Thanks for doing this!


----------



## scbkk

Digging up an old thread here, I LOVE the proportions of the 41.5. Wanted to make a glossy black dial black bezel my daily after trying on the blue/black version in a store. Then I came to realize that the specific colour configuration doesn't exist. super bummed. Doesn't really make sense to me as you'd assume they'd sell a lot of them. 

My first thought is that they wanted to drive people to pick up the sunray 41.5 calibre 400 version. But that dial is so different from the glossy black one that I like on the 43.5, but want on the 41.5. 

I have a 7-inch wrist and I'm a pretty large dude (6'5). But I'm not sure I love having the 43.5 version as a daily. Maybe I'm overthinking it...but the money I'd be spending isn't a small sum for me. 

Anyone using the 43.5 as a daily? Ive heard they wear smaller but would love to hear about the wearing experience


----------



## John Frum

The 43.5 wore like a 42 on me, maybe slightly larger. The only noticeable chunk IMO is where the bracelet attaches to the lugs. It's a well proportioned watch but keep in mind it's a diver.

I tend to prefer more traditionally sized watches, 39-41mm ish, my one exception is a 42mm Diver 300. The 43.5 Aquis was at the bleeding edge of my preference. I'm 6'1" with a 7.25 wrist, for reference.

If possible, try it on.


----------



## mi6_

Oris Aquis wears great due to the case shape and lug design. I have a small 6.5” wrist. Debated between the 39.5mm and the 41.5mm (never tried the 43.5mm as I knew it was too big). Love my choice of the 39.5mm as it is light and comfortable but not too small.

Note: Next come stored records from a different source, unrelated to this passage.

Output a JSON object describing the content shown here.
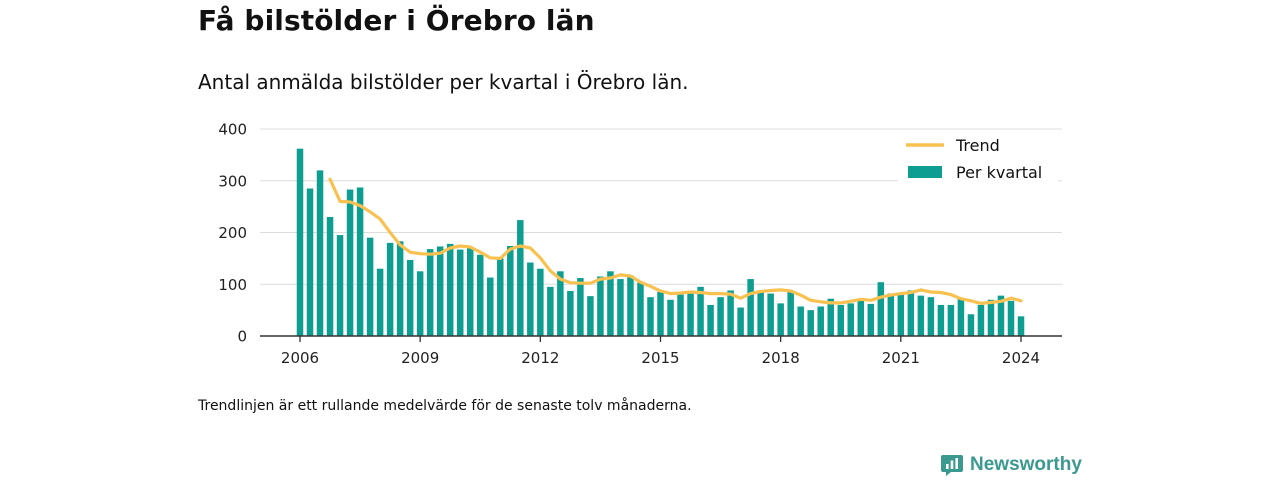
{
  "header": {
    "title": "Få bilstölder i Örebro län",
    "subtitle": "Antal anmälda bilstölder per kvartal i Örebro län."
  },
  "footnote": "Trendlinjen är ett rullande medelvärde för de senaste tolv månaderna.",
  "brand": {
    "name": "Newsworthy",
    "icon": "newsworthy-logo-icon"
  },
  "colors": {
    "bars": "#0e9e91",
    "trend": "#f8c150",
    "grid": "#dcdcdc",
    "axis": "#333333"
  },
  "chart_data": {
    "type": "bar",
    "grid": true,
    "legend_placement": "top-right",
    "legend": [
      {
        "label": "Trend",
        "kind": "line"
      },
      {
        "label": "Per kvartal",
        "kind": "bar"
      }
    ],
    "y_ticks": [
      0,
      100,
      200,
      300,
      400
    ],
    "ylim": [
      0,
      400
    ],
    "x_ticks": [
      "2006",
      "2009",
      "2012",
      "2015",
      "2018",
      "2021",
      "2024"
    ],
    "start_year": 2006,
    "series": [
      {
        "name": "Per kvartal",
        "type": "bar",
        "values": [
          362,
          285,
          320,
          230,
          195,
          283,
          287,
          190,
          130,
          180,
          183,
          147,
          125,
          168,
          173,
          178,
          167,
          170,
          157,
          113,
          150,
          174,
          224,
          142,
          130,
          95,
          125,
          87,
          112,
          77,
          115,
          125,
          110,
          117,
          103,
          75,
          85,
          70,
          80,
          82,
          95,
          60,
          75,
          88,
          55,
          110,
          88,
          82,
          63,
          88,
          57,
          50,
          57,
          72,
          60,
          63,
          72,
          62,
          104,
          82,
          80,
          88,
          78,
          75,
          60,
          60,
          72,
          42,
          60,
          70,
          78,
          68,
          38
        ]
      },
      {
        "name": "Trend",
        "type": "line",
        "values": [
          null,
          null,
          null,
          303,
          260,
          259,
          252,
          240,
          226,
          200,
          176,
          162,
          159,
          158,
          160,
          170,
          174,
          172,
          162,
          151,
          150,
          168,
          174,
          170,
          151,
          126,
          110,
          103,
          102,
          102,
          110,
          112,
          118,
          116,
          104,
          96,
          87,
          82,
          83,
          85,
          84,
          82,
          82,
          81,
          73,
          82,
          86,
          88,
          89,
          87,
          79,
          69,
          66,
          64,
          64,
          67,
          71,
          69,
          75,
          79,
          82,
          84,
          89,
          85,
          84,
          80,
          72,
          68,
          63,
          65,
          67,
          73,
          68
        ]
      }
    ]
  }
}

As a rough guide I’d suggest the following:

6.5” wrist or smaller likely go 39.5mm
6.5”-7.5” likely go 41.5mm
7.5” and up likely go 43.5mm

So much of this comes down to personal preferences though. So best advice is to try them on and decide which one suits you best. There seems to be a general trend towards smaller watches though.


----------



## scbkk

mi6_ said:


> Oris Aquis wears great due to the case shape and lug design. I have a small 6.5” wrist. Debated between the 39.5mm and the 41.5mm (never tried the 43.5mm as I knew it was too big). Love my choice of the 39.5mm as it is light and comfortable but not too small.
> 
> As a rough guide I’d suggest the following:
> 
> 6.5” wrist or smaller likely go 39.5mm
> 6.5”-7.5” likely go 41.5mm
> 7.5” and up likely go 43.5mm
> 
> So much of this comes down to personal preferences though. So best advice is to try them on and decide which one suits you best. There seems to be a general trend towards smaller watches though.
> 
> View attachment 16844706


Pretty reasonable size guide. Thanks all for the advice. I really enjoy the 41.5, from an everyday wear perspective. I could get the 43.5 in the color I prefer but I think it would be a weekend warrior. I guess I better start liking one of the colors offered at my size or move on from the model until I can justify having 2 semi-luxury watches for weekday and weekend 😅


----------



## mi6_

You’d probably be fine given your stature and a 7” wrist wearing the 43mm. The safe bet though is probably the 41.5mm. It definitely won’t be too big and it will be a bit lighter and more comfortable to wear daily. Either way, I’m sure you’ll love the watch. 

I would have considered the 41.5mm, however, the matte dial/bezel/bracelet combo I wanted was only available on either the 39.5mm or 43mm versions making the choice easy with my small wrist.


----------



## Bobcat Sig

mi6_ said:


> You’d probably be fine given your stature and a 7” wrist wearing the 43mm. The safe bet though is probably the 41.5mm. It definitely won’t be too big and it will be a bit lighter and more comfortable to wear daily. Either way, I’m sure you’ll love the watch.
> 
> I would have considered the 41.5mm, however, the matte dial/bezel/bracelet combo I wanted was only available on either the 39.5mm or 43mm versions making the choice easy with my small wrist.


Same. My wrist is just under 7.5" and I have many 42+ mm watches. It becomes more if you like bigger watches and want them to wear bigger than a hard and fast guide. I know quite a few guys with nearly 8" wrists and they won't wear anything over 40mm, preferring 36-39mm watches.


----------



## gt1reach

Super helpful thread, thank you big time!

I have small wrists but even i found the 39,5mm a little to smallish. The 41,5mm is a godsend.


----------